到達度評価をするにあたって設定した到達目標(=観点・内容)を評価規準といい、到達目標に対してどの程度到達できたかを判断する指標(=目安)を評価基準という。どちらも「ひょうかきじゅん」と読むが、意味は明確に異なるので注意が必要である。言葉を区別するために、規準を「のりじゅん」、基準を「もとじゅん」と読むことがある。
例えば「鉄棒の練習」を評価する場合、
- 逆上がりができるようになる
が評価規準、
- 補助板を使わずに逆上がりができた
- 補助板を使って逆上がりができた
- 補助板を使っても逆上がりができなかった
が評価基準である。
評価規準や評価基準を明確にすることで、評価方法が明確になり、また生徒に評価を返す際にも、生徒自身で自分がどこまで達成できているのかを確認することができるという利点がある。一方で、評価規準や評価基準の設定や判断は教師によるところが大きい。異なる2人の教師が同じ学習場面で同様の指導することを想定した場合、一方は全員が達成できることをねらった評価規準を設定し全員が達成できた、もう一方は7割程度の生徒が達成できるような評価規準を設定し、およそ半分の生徒が達成できなかった、というような状況は十分起こりうる。そのため教師には、評価規準・評価基準の設定方法や、評価の精度についての研修が求められている。
こうした複雑とも言える到達度評価についての詳細は、2006年の「誰も教えてくれない教育のホントがよくわかる本」ISBN 4286009548 で一般人向けにわかりやすい説明で取りあげられている。

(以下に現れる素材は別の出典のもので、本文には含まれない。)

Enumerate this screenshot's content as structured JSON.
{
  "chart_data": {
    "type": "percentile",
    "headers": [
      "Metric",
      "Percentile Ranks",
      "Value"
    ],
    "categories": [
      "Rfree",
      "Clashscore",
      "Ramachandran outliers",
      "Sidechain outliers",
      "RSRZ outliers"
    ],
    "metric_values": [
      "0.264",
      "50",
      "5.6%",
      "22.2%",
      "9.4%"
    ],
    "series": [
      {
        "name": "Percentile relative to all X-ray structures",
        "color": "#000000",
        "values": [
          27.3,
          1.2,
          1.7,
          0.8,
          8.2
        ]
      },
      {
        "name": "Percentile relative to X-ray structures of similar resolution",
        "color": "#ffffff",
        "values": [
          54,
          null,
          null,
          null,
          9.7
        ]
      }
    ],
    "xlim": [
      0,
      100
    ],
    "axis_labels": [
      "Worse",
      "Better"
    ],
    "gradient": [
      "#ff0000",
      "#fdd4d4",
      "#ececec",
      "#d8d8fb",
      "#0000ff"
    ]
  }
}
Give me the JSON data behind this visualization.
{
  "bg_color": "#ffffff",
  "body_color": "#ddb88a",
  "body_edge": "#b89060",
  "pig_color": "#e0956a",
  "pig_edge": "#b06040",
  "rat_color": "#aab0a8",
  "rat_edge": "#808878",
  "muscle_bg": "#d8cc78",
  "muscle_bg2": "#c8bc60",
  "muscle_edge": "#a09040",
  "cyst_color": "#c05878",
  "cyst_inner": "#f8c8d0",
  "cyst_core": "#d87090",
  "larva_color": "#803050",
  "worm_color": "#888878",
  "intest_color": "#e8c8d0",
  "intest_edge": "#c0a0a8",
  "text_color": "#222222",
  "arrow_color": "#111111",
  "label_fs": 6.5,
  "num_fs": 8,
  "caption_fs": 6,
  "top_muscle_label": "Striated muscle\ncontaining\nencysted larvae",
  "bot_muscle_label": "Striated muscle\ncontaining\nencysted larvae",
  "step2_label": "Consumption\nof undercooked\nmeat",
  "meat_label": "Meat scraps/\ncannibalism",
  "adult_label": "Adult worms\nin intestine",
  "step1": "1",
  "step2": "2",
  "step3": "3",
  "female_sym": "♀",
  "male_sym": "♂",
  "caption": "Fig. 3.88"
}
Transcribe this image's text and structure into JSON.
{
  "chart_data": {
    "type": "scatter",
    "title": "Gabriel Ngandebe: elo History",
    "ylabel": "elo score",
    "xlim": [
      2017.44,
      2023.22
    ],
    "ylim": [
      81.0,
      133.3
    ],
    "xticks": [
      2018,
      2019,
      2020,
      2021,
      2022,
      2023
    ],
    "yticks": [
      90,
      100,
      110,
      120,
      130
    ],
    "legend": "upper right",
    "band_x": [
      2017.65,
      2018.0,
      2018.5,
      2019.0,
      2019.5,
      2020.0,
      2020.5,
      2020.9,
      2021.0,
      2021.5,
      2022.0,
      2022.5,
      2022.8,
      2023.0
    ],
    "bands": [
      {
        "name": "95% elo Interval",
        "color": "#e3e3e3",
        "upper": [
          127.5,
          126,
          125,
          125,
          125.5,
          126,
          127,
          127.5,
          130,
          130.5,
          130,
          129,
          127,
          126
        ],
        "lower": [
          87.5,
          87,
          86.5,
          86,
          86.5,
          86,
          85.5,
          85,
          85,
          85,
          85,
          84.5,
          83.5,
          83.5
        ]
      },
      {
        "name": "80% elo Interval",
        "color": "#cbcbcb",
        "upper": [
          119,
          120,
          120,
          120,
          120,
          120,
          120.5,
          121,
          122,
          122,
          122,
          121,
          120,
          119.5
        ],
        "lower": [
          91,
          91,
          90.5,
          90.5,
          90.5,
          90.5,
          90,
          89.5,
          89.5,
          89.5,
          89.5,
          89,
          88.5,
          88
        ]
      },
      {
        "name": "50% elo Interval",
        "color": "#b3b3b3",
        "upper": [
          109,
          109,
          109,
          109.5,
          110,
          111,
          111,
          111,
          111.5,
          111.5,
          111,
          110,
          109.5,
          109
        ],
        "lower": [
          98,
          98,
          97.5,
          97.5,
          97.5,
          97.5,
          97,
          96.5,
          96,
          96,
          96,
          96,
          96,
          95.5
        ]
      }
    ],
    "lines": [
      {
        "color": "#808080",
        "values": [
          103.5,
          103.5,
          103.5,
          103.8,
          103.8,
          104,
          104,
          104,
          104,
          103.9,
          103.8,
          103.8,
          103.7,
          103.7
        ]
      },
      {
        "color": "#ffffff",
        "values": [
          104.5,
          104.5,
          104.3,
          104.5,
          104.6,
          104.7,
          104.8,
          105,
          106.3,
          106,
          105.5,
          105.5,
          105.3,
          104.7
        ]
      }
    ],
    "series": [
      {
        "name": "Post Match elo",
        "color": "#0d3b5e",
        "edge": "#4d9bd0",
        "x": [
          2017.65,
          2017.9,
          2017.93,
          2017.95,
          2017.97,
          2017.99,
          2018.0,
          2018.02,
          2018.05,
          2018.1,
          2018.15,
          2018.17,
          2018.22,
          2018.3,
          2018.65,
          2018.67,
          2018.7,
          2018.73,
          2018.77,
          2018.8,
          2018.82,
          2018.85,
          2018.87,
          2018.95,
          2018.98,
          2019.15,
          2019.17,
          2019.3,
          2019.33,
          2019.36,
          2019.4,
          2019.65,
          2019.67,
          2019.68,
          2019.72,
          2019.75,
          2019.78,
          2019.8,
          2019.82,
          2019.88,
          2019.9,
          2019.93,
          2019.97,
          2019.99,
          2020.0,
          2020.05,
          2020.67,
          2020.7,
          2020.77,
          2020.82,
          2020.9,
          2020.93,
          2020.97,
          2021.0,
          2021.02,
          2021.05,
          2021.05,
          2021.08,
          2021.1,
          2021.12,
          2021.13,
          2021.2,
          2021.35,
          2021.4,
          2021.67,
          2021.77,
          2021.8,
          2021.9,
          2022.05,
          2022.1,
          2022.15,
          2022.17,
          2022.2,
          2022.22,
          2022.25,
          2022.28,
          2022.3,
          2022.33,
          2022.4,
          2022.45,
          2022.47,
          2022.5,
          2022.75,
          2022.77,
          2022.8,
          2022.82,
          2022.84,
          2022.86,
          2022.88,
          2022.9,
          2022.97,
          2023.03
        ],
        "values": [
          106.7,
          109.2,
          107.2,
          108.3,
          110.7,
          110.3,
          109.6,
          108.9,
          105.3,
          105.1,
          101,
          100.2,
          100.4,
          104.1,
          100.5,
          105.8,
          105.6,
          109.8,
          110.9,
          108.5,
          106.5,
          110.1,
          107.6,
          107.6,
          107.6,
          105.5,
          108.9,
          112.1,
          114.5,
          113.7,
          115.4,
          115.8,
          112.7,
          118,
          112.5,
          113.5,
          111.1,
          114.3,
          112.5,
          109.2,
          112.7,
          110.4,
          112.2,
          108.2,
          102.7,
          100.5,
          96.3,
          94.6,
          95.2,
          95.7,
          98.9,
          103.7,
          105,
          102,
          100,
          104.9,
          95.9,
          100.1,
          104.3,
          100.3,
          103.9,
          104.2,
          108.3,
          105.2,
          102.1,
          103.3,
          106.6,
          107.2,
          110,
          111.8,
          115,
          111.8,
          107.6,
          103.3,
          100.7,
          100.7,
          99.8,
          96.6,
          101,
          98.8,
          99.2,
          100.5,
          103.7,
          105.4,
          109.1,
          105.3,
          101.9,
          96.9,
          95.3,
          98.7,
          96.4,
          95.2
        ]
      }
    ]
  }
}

また、評価規準や評価基準による評価が偏って分布することを避けようとする意図のもとに、評価規準や評価基準を設定するのでは、相対評価と何ら変わりはないと批判する者もいる。
認定評価
認定評価は、教師が公開していない基準、教師の頭の中にある満足のいく成果というものにあわせて評価される。評価方法として例えば、試験や平常時の課題、授業態度等を勘案し、特定の評定値が当該科目履修者全体の平均となるよう割り当てる方法などが用いられる。相対評価の側面を残しつつ個々の得点を評価するため、必ずしも最低値が1になるとは限らない。茶道、華道、書道など芸事に関係するものや理解の深さを判定するようなものの場合は、一般にこれが評価の姿勢にあるが、基準が生徒には分からないため、往々にして教師不信を生み出したり、逆に教師に盲従するといったケースも見られ、人間形成のための評価方法として、これのみで評価することに多くの問題点が指摘されている。